A guide to the New East

In recent years a generation of Russian filmmakers, artists and musicians has been on a mission to find new contemporary aesthetics to artistically reflect day-to-day existence in the post-Soviet environment. Badlands, the new short film by Alexander Epikhov, is a very successful example of working with the unremarkable urban space of Moscow to capture its relation to history and humanity. And definitely not in the way you would expect.

Badlands emerged from a yearning to find something we felt was truthful to our surroundings — at least on a metaphorical level,” Epikhov says. “It’s a story of bridging the past, which seems largely layered with dreams and fantasies, long twisted and destroyed, to present political realities: man’s current state; dead in some insignificant “badlands”, with nothing but his past. Perhaps it’s a story of longing, inherently nostalgic and tragic as that which the character wishes for is, in-of-itself, unattainable.”

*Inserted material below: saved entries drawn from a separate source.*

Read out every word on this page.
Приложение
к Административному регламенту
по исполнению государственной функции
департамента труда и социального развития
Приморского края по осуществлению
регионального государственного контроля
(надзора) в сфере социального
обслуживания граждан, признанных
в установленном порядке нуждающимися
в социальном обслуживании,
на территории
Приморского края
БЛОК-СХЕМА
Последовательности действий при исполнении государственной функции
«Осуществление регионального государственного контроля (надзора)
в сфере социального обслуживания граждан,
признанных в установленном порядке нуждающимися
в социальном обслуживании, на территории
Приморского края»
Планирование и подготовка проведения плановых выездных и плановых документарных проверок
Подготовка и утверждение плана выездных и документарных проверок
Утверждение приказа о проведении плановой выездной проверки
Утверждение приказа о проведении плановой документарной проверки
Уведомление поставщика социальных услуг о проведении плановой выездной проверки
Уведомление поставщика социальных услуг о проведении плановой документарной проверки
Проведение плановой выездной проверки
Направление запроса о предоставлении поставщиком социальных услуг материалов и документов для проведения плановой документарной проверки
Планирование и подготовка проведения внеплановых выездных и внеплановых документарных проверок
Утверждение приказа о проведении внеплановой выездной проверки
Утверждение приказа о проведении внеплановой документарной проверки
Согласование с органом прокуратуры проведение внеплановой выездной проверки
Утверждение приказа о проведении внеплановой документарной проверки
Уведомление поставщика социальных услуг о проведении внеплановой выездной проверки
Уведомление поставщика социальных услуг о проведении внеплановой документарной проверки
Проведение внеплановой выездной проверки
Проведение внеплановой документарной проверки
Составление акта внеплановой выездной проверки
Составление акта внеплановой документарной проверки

The film was produced by film collective ELLI, which Epikhov belongs to, and made in collaboration with musician Karina Kazaryan, responsible for the haunting dark soundtrack, and independent modelling agency Lumpen for the unusual faces representing Russian youth today. Together, these elements launch the viewer on a surreal journey from a mysterious car park into the depths of one’s consciousness, the void between past and present.


“When choosing textures, faces and context, we were confronted with a question of reality which seemed lucid and difficult to fix in that oftentimes it appears that, here, truth is consistently veiled,” Epikhov adds.


“We sought locations with a strong inherent dialecticism between the past and the present. The car park we used for the first scene, Hotel Cosmos, and the overpass are places that once symbolised utopian fantasies which have, over time, become dilapidated or distorted in meaning: places that have become broken dreams, transformed into something altogether contradictory or stand for a new Russia all together. This was one of the reasons why we felt working with the model agency Lumpen was so important. Their models have a sense of authenticity and carry in themselves a story that contrasts with the archetypal portrayal of these locations.”